The present volume has been made possibile by the friendly support of the

Palazzetto Bru Zane – Centre de musique romantique française

This volume invites its readers into the highly varied world of chamber music composition, performance, and reception from England to Croatia, by way of the Czech lands, Italy, and France. It highlights ways in which the chamber music repertoire might engage in political or diplomatic issues, in chapters by Fenton, Kahan, Sà, and Thomason. The role of women in this genre of music also has a place this collection, bringing to light performances by all-women string quartets (November), and exposing the ethos of Marguerite de Saint-Marceaux’s salon (Perrault). Societies devoted to works in this genre flourished throughout Europe during the time period in questions: here authors reflect on the workings of these groups and the nature of their performances in Prague (Bunzel) and Zagreb (Katalinić). Cultural transfer also has its place in these pages, across the English channel with Reiβfelder’s work on French chamber music composers in England, and from center to periphery in Branda’s exploration of Dvořák’s ‘Farewell’ tour. No volume on that most intimate of Romantic genres would be complete without a deep dive into musical style. Style, structure, and the Beethovenian legacy come to a head in two, in-depth studies of Franck’s chamber music (de Médicis and Strucken-Paland) while questions of a ‘late’ or ‘mature’ compositional style — a sacrosanct ideal connected to Beethoven — a re held up for scrutiny in the music of Saint-Saëns (Deruchie) and Dvořák (Campo-Bowen).

Musicologist Catrina Flint de Médicis serves as a music generalist at Vanier College. Her research interests in the Parisian Schola Cantorum, its early music revival, and its place in sacred music reform have recently given way to the ‘pre-cinematic’ in musical works for puppet theatre, mime, tableaux vivants, and related genres. She has contributed to Nineteenth-Century Music Review and Intersections, as well as several collected editions. In 2017 and 2023, she oversaw the restoration of works originally given at the Petit-Théâtre in Paris, a venue frequented by French Symbolists.
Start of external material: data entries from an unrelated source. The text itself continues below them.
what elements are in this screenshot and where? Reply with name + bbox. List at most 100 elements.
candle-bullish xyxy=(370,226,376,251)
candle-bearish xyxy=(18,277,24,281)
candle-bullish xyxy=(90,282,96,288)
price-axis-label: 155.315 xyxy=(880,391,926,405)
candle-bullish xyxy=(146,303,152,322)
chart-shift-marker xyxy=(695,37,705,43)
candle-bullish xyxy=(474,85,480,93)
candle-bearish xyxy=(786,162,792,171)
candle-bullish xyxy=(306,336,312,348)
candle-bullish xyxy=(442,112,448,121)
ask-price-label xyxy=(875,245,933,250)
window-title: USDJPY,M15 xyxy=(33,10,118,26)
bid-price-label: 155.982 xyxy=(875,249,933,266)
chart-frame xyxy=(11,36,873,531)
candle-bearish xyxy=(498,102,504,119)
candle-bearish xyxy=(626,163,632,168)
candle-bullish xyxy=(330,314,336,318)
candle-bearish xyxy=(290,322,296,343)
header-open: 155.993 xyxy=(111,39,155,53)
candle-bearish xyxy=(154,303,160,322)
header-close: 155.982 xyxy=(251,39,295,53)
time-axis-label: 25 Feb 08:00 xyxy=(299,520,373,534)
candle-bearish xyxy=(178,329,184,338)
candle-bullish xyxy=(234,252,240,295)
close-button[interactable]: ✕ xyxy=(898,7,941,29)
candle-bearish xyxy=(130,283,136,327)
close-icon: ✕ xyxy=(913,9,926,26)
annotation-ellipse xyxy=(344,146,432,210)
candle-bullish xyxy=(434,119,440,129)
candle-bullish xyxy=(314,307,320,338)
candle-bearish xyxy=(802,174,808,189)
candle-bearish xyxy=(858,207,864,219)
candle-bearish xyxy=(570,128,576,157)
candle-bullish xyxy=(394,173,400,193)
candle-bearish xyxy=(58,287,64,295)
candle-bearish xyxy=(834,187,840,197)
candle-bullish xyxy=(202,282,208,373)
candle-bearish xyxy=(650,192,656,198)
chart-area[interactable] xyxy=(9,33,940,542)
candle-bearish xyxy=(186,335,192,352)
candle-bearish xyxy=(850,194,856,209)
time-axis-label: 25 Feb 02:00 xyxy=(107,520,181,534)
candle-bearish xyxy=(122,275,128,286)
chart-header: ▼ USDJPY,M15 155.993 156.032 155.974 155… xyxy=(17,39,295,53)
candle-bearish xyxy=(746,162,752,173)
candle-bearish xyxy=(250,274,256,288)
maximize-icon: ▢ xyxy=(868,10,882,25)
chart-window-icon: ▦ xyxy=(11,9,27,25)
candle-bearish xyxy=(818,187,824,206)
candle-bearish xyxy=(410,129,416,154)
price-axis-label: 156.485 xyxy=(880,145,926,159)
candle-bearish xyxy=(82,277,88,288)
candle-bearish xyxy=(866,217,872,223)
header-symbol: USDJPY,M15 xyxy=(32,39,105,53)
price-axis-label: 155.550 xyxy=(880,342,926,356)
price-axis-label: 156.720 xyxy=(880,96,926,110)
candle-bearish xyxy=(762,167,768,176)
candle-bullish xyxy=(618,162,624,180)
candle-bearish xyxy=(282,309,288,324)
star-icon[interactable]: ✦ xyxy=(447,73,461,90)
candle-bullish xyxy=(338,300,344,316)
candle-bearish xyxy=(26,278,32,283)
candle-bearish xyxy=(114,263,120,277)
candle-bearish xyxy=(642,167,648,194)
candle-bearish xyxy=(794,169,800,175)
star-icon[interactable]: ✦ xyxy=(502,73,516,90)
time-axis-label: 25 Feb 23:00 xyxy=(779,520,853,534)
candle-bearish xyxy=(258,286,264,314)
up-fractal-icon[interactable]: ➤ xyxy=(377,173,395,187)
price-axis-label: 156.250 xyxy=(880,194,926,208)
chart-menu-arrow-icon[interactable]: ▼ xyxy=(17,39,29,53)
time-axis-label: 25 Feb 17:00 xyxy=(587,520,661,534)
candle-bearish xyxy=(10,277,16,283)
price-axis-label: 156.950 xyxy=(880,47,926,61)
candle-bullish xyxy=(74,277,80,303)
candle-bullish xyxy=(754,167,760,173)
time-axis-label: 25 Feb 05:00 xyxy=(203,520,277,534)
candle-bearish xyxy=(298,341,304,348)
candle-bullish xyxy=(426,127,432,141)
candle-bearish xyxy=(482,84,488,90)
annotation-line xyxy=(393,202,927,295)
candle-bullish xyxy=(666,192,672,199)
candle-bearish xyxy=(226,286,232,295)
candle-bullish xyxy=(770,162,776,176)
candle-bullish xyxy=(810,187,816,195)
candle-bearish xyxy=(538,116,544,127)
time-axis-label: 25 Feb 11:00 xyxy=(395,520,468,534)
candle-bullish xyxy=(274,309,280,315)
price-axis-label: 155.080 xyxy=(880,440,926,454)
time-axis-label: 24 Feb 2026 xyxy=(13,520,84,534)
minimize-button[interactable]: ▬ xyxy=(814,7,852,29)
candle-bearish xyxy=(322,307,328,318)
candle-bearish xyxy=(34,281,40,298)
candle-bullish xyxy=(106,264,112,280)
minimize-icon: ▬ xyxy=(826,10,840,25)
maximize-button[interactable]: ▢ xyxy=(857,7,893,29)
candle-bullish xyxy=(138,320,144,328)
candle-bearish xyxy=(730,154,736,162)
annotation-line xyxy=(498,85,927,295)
Professor of musicology at the Université de Montréal, François de Médicis has published articles and chapters on French and Russian music from 1880 to 1945, focused on composers such as Franck, Bonis Debussy, Koechlin, Milhaud, Scriabin, and Stravinsky. Author of La maturation artistique de Debussy dans son contexte historique (1884—1902) (2020), he co-edited Debussy’s Resonance (2018) with Steven Huebner, and Musique et modernité en France, 1900-1945 (2006) with Sylvain Caron and Michel Duchesneau. With Fabien Guilloux, he produced the critical edition of Saint-Saëns’s violin sonatas for Bärenreiter (2021).